UFC Star Tatiana Suarez in Workout Gear Says Good To Be Back
Tatiana Suarez is ready to rumble again after injuring her knee in December—to add insult to injury, it happened on her birthday! Suarez, 33, shared a picture of herself wearing shorts and a black t-shirt, jumping during an intense group training session. "Good to be back 🙏🏽🙌🏽 Let's go! #champ #hardwork #mma #ufc #wmma," she captioned the post. "Can't wait for the title run!!" Suarez is becoming legendary for getting injured and getting back up again, time after time. Here's what Suarez's diet and training looks like.
Suarez trains seven days a week, doing a combination of cardio and strength training. "I'm a great wrestler, I know I'm great at jiu-jitsu, I'm great at kicking," she told Women's Health. "So right now, I've been focusing a lot on boxing because I know that it's probably my weakest thing. It's also given me a newfound respect for boxers. I can't wrestle yet. I drill it, but I can't bend my knee all the way. When I'm in [training] camp, there's not so much emphasis on cardio just because I do cardio throughout my workouts."

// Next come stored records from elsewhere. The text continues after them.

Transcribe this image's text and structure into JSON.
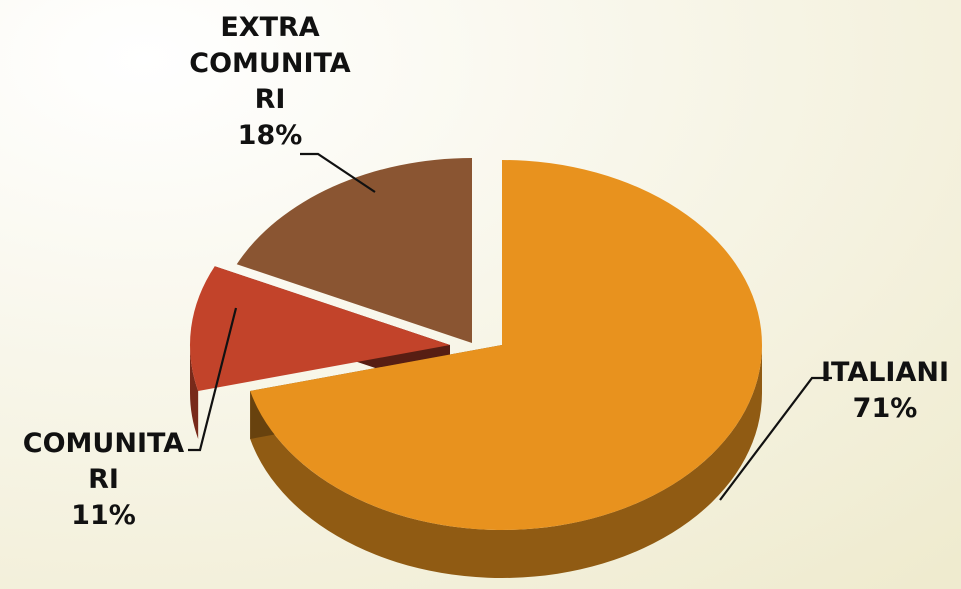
{
  "chart_data": {
    "type": "pie",
    "title": "",
    "slices": [
      {
        "label": "ITALIANI",
        "value": 71,
        "percent_label": "71%",
        "color": "#E8921E"
      },
      {
        "label": "COMUNITA RI",
        "value": 11,
        "percent_label": "11%",
        "color": "#C2432A"
      },
      {
        "label": "EXTRA COMUNITA RI",
        "value": 18,
        "percent_label": "18%",
        "color": "#8A5532"
      }
    ],
    "label_text": {
      "ITALIANI": "ITALIANI",
      "COMUNITA RI": "COMUNITA\nRI",
      "EXTRA COMUNITA RI": "EXTRA\nCOMUNITA\nRI"
    },
    "style": "3d-exploded",
    "legend": "none",
    "background": "#FAF8EC"
  }
}
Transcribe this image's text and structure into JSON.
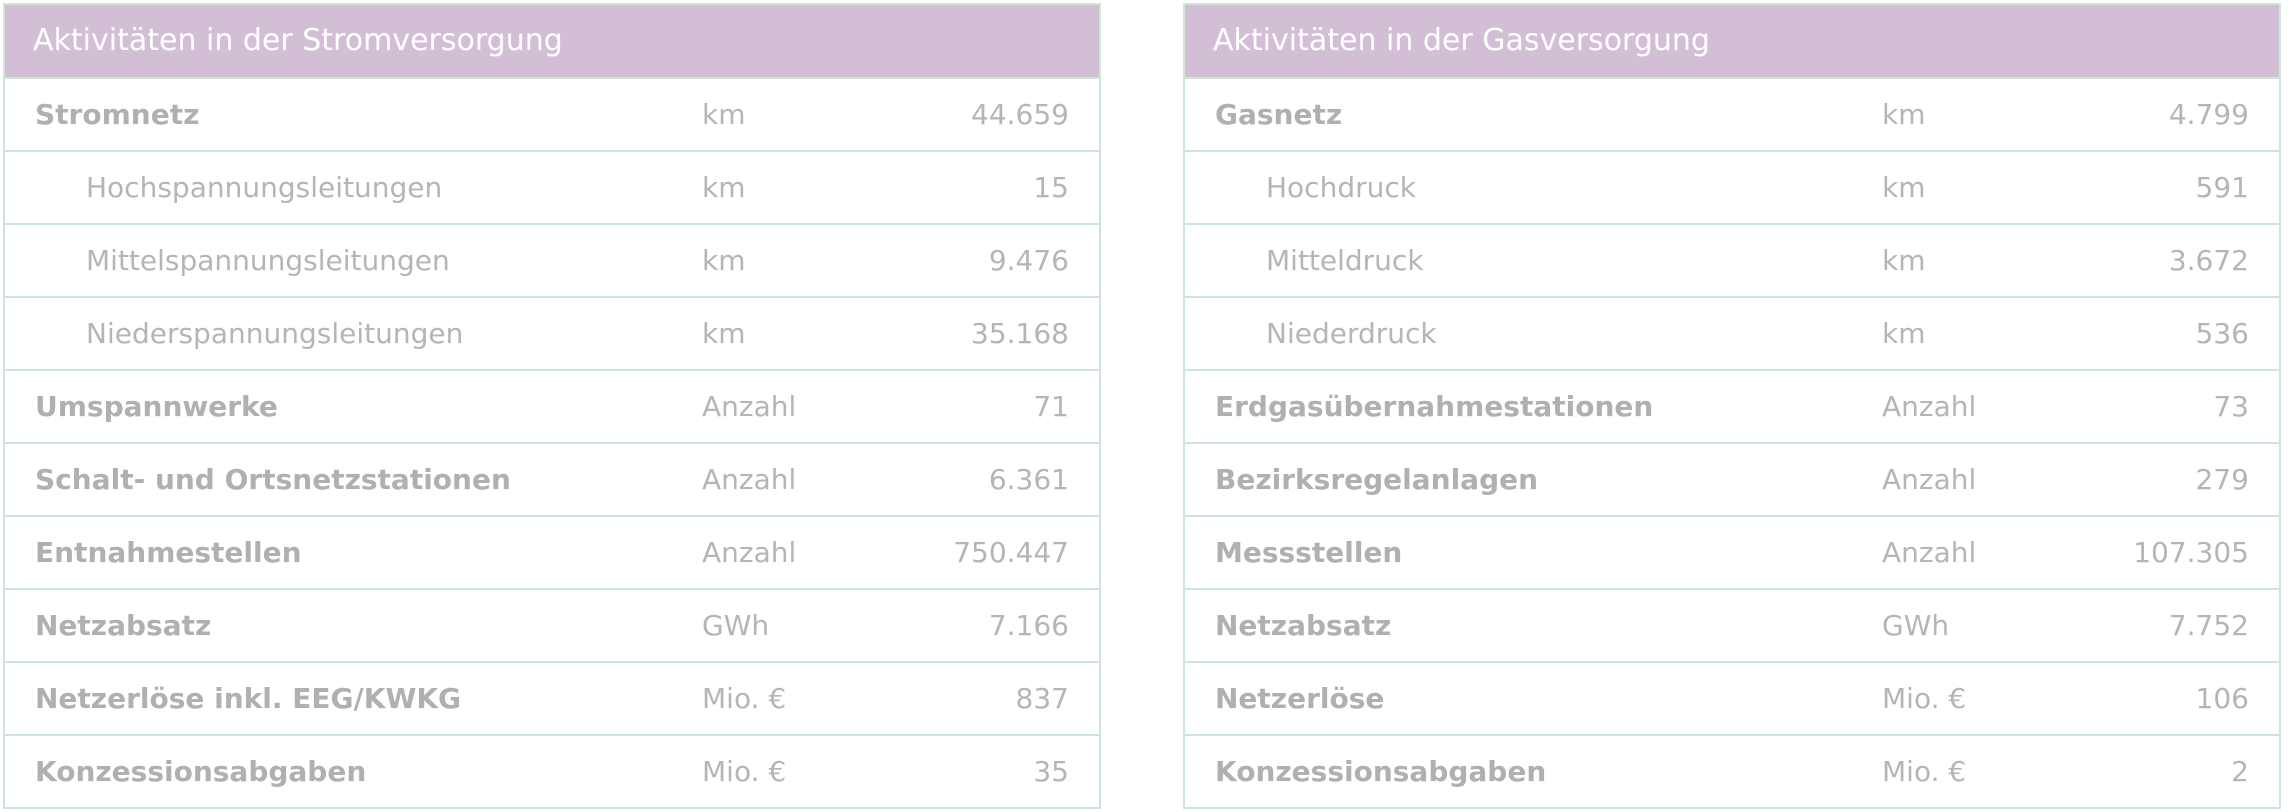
{
  "strom": {
    "title": "Aktivitäten in der Stromversorgung",
    "rows": [
      {
        "label": "Stromnetz",
        "unit": "km",
        "value": "44.659"
      },
      {
        "label": "Hochspannungsleitungen",
        "unit": "km",
        "value": "15"
      },
      {
        "label": "Mittelspannungsleitungen",
        "unit": "km",
        "value": "9.476"
      },
      {
        "label": "Niederspannungsleitungen",
        "unit": "km",
        "value": "35.168"
      },
      {
        "label": "Umspannwerke",
        "unit": "Anzahl",
        "value": "71"
      },
      {
        "label": "Schalt- und Ortsnetzstationen",
        "unit": "Anzahl",
        "value": "6.361"
      },
      {
        "label": "Entnahmestellen",
        "unit": "Anzahl",
        "value": "750.447"
      },
      {
        "label": "Netzabsatz",
        "unit": "GWh",
        "value": "7.166"
      },
      {
        "label": "Netzerlöse inkl. EEG/KWKG",
        "unit": "Mio. €",
        "value": "837"
      },
      {
        "label": "Konzessionsabgaben",
        "unit": "Mio. €",
        "value": "35"
      }
    ]
  },
  "gas": {
    "title": "Aktivitäten in der Gasversorgung",
    "rows": [
      {
        "label": "Gasnetz",
        "unit": "km",
        "value": "4.799"
      },
      {
        "label": "Hochdruck",
        "unit": "km",
        "value": "591"
      },
      {
        "label": "Mitteldruck",
        "unit": "km",
        "value": "3.672"
      },
      {
        "label": "Niederdruck",
        "unit": "km",
        "value": "536"
      },
      {
        "label": "Erdgasübernahmestationen",
        "unit": "Anzahl",
        "value": "73"
      },
      {
        "label": "Bezirksregelanlagen",
        "unit": "Anzahl",
        "value": "279"
      },
      {
        "label": "Messstellen",
        "unit": "Anzahl",
        "value": "107.305"
      },
      {
        "label": "Netzabsatz",
        "unit": "GWh",
        "value": "7.752"
      },
      {
        "label": "Netzerlöse",
        "unit": "Mio. €",
        "value": "106"
      },
      {
        "label": "Konzessionsabgaben",
        "unit": "Mio. €",
        "value": "2"
      }
    ]
  },
  "colors": {
    "header_bg": "#d2bfd5",
    "border": "#cfe6d6",
    "text": "#b5b5b5"
  }
}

Suarez avoids processed foods and sugar. "I ate a lot of high-protein foods and healthy fats like olive oil on salad, chicken, steak, eggs, and avocado," she told Women's Health. "I also incorporated fish oil, creatine for when I spar, and Thorne's Curcumin Phytosome, which helps a lot with my inflammation."
Suarez is proud of how many women are entering the fighting world. "I think women in combative sports has drawn a new way of how women are viewed," she told Forbes. "It was once taboo for women to be in combative sports. Now, people believe every woman should be able to defend themselves. What was once viewed as 'manly' is now viewed as strong and beautiful."
Suarez injured her neck in 2011, after which doctors found a cancerous growth on her thyroid. Then in 2021 she had to take a step back after the ACL, LCL and MCL injuries. Recovery was not easy. "I had to keep my diet a certain way, and I had to do certain exercises for my neck every day, and they were so tedious and boring," she told Women's Health. "Not only that, but I couldn't do what I love, which is to go live and do my sport. At that point, I was like, 'I thought that patience was the lesson that I was supposed to be learning when I was going through my neck injury. And then I hurt my knee, and thought, 'Well, I don't get it. What more could I have done?'"
Suarez was careful not to push herself too hard after her knee injury. "The good thing is that there's nothing actually anatomically wrong with my knee," she said on The MMA Hour. "So that's a good thing. But I just didn't want to go ahead and try to push through something that wasn't doing what it [was supposed to], because my knee was really inflamed and I didn't want to try to grapple through something and then actually hurt my knee badly. Because it is the knee that I had surgery on, so I just didn't want to go ahead and mess with that, especially because my actual injury was so severe. I mean, I tore every ligament in my knee."